Argentina’s tightening currency restrictions are wreaking havoc in everything from corporate debt to Netflix subscriptions. But there’s one unintended beneficiary: US soybean crushers.
The Central Bank is trying to stem a fall in hard-currency reserves by restricting access to dollars. At the same time, authorities have allowed multiple exchange rates for the peso to proliferate, with the official, controlled rate far stronger than others.
All that means soy farmers are likely to hang on to their crops in a bet that the official rate will weaken, giving them more pesos for their beans priced in dollars. It’s a waiting game that will deprive Argentina’s crushing industry of feedstock, sending buyers of soy meal and oil to US processors. Partly as a result, Chicago soy-meal futures extended a rally Wednesday to the highest in more than two years.
“Argentina has some challenges with farmers holding back the soybean crop as a hedge against a devaluation of the currency,” ADM Chief Financial Officer Ray Young said at a conference this month. “And so the global meal buyer will be coming to the US in the fourth quarter.”

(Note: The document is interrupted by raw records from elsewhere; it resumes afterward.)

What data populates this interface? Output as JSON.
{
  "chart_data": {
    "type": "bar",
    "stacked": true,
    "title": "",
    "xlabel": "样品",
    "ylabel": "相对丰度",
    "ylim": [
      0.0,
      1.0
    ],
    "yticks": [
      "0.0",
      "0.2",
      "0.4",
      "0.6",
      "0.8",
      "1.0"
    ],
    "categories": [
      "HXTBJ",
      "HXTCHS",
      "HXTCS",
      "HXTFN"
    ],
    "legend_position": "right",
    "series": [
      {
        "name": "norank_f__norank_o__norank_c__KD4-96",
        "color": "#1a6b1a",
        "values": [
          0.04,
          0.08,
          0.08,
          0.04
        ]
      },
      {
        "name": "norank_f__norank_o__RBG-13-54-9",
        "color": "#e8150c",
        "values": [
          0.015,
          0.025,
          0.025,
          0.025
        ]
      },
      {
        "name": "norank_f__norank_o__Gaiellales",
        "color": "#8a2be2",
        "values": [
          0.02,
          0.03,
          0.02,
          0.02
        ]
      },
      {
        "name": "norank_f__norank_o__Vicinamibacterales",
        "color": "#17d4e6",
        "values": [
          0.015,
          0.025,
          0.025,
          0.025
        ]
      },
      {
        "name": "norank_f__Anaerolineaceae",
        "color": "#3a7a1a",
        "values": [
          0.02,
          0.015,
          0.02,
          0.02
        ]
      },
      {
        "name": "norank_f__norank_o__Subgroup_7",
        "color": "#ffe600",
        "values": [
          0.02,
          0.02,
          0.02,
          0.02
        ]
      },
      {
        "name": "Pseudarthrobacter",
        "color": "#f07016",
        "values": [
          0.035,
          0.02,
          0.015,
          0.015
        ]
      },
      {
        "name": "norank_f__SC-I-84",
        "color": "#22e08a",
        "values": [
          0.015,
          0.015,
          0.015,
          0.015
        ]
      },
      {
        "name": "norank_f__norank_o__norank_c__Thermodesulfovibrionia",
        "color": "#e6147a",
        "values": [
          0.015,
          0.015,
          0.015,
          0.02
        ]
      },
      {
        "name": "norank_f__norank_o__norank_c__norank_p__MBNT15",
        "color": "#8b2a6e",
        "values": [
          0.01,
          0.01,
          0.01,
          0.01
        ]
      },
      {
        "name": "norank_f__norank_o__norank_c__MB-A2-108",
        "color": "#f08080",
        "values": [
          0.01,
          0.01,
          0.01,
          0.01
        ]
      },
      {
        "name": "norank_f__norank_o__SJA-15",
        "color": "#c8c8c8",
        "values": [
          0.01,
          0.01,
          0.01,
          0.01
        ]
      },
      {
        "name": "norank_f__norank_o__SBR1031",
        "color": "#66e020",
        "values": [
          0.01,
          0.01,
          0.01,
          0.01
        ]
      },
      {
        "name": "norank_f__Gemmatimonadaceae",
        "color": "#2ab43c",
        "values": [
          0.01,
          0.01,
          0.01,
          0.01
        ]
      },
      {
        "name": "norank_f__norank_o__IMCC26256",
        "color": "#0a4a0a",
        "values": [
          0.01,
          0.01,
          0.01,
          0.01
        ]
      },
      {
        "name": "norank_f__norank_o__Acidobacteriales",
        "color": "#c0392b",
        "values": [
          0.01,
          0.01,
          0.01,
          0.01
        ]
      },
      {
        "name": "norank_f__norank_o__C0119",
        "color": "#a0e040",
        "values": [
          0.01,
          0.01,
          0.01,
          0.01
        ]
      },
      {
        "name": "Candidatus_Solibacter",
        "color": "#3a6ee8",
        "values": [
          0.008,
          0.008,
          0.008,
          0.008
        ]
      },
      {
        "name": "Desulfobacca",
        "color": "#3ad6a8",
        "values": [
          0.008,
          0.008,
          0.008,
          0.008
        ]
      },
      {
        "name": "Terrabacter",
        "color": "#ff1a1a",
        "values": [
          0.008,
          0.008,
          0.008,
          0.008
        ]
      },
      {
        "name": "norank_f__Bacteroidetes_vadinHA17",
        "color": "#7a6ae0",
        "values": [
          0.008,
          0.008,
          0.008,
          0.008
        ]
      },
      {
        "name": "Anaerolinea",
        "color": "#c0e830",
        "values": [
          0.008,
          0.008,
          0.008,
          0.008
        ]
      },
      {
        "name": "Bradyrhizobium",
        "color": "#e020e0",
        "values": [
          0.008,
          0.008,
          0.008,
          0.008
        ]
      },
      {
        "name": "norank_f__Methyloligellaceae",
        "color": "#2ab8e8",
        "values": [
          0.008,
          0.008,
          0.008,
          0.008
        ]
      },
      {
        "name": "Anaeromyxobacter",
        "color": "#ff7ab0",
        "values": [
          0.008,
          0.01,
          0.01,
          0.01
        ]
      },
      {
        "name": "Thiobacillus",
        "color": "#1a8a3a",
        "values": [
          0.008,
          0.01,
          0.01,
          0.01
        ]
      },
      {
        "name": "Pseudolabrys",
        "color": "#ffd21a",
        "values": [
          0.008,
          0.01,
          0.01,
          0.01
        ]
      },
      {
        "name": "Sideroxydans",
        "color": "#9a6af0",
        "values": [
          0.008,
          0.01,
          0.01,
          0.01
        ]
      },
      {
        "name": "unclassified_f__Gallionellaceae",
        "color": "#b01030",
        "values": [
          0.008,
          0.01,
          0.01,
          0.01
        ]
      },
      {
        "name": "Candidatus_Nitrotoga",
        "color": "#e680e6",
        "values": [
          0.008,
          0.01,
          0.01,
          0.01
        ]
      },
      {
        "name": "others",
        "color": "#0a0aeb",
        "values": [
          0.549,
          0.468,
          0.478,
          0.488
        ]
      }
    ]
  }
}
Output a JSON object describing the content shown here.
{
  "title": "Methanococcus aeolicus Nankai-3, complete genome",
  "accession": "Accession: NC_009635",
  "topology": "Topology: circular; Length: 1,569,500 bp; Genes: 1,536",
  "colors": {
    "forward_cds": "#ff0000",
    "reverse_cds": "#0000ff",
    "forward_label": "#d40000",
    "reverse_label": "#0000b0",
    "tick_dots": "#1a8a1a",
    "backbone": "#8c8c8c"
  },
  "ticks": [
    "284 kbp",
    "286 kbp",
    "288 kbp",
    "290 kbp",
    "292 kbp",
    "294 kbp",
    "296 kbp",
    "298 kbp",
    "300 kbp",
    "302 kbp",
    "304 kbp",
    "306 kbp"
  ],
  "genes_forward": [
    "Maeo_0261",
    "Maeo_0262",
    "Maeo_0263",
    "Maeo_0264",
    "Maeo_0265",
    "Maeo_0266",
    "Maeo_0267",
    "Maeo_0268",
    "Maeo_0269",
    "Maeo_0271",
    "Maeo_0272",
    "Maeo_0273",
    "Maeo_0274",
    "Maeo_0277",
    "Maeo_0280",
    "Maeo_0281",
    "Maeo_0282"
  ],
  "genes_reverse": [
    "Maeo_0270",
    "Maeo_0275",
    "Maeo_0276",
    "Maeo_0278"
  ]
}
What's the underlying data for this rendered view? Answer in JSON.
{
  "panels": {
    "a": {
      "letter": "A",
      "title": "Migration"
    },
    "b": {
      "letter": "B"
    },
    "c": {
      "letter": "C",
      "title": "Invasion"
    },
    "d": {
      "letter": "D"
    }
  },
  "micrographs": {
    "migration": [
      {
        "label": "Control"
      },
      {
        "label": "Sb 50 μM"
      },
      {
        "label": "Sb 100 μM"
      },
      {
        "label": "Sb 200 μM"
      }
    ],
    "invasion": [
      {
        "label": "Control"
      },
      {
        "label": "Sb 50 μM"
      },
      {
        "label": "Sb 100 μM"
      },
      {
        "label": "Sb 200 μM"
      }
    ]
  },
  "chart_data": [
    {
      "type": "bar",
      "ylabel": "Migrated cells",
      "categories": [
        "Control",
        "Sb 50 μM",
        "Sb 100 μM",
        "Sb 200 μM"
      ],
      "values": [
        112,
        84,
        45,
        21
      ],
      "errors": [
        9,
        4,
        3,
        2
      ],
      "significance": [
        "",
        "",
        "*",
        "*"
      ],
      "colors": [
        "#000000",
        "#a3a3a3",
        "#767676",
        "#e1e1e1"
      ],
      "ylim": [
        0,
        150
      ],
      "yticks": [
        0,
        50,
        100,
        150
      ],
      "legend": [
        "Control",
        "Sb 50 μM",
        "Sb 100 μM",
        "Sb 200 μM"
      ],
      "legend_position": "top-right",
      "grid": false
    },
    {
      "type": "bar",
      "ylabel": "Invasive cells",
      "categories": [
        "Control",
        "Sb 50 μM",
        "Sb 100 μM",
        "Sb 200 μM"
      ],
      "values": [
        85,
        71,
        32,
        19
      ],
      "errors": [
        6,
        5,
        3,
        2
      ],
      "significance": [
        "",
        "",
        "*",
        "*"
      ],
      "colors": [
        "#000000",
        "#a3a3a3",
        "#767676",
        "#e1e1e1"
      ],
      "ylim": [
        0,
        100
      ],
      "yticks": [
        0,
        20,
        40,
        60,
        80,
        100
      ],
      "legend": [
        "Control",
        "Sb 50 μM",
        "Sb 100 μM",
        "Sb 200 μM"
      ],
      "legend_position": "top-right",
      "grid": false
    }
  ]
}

Raw soybeans have rallied in the past several weeks and are trading near the highest prices in more than two years. But it’s not enough in peso terms for farmers who are yet to sell or price contracts for 52 percent of the harvest that finished in June.
For the upcoming season’s crop – which hasn’t been planted yet and starts to be collected at the end of March – there were sales for less than half a million metric tons through September 16, or around one percent of expected production. At the same stage last year, the figure was 4.6 percent.
“There have been very few sales in the last few months and the new season is slow,” said Agustin Tejeda, chief economist at the Buenos Aires Grain Exchange. “The price incentive is there but the exchange rate is holding farmers back.”
Tight supplies are bad news for Argentina’s oilseed crushers – Glencore Plc, Bunge Ltd. and Cargill Inc. among them – whose export plants dot the Paraná River. Soy processing will probably decline by three million tons in the 2020-21 season while net exports are expected to drop by four million tons, according to Hamburg-based researcher Oil World.
The poor outlook was compounded on Wednesday, with a prediction by the Buenos Aires exchange that dry conditions will produce a fall in next year’s soy harvest of 5.1 percent.
Argentina ships the most soy meal for livestock feed and soy oil for cooking and biofuels. But after a tax change two years ago, crushers have already been ceding market share to raw-bean operators in the country like Archer-Daniels-Midland Co and China’s Cofco. Idled crush capacity is about 50 percent.
Competitors in the United States, where the same trading giants – Bunge, Cargill and ADM – crush beans, are set to benefit. They, too, have been struggling of late because higher soy prices have eroded profit margins.
Cheap loans in pesos, with rates below inflation, are exacerbating the hoarding trend. Farmers prefer to use the loans to finance planting and hold onto soybeans, waiting for the peso to weaken. “Credit these days is very tempting at 30 to 35 percent,” said Ariel Striglio, a farmer in Santa Fe Province.
There’s a certain irony to the currency restrictions. They’re designed to put the breaks on dollar outflows – one of whose chief drivers is imports – while the government wants inflows from exports more than ever at a time the Central Bank’s net reserves have dropped to about US$6 billion.
But since the controls keep the official rate artificially strong, they actually discourage exports and promote imports, which will become more expensive when there’s a devaluation.
“A good strategy now is to bring forward purchases of imported inputs,” like agricultural chemicals, said Francisco Perkins, a farmer in Buenos Aires Province. “The government’s cure just makes the disease worse. More dollars will leave than come in.”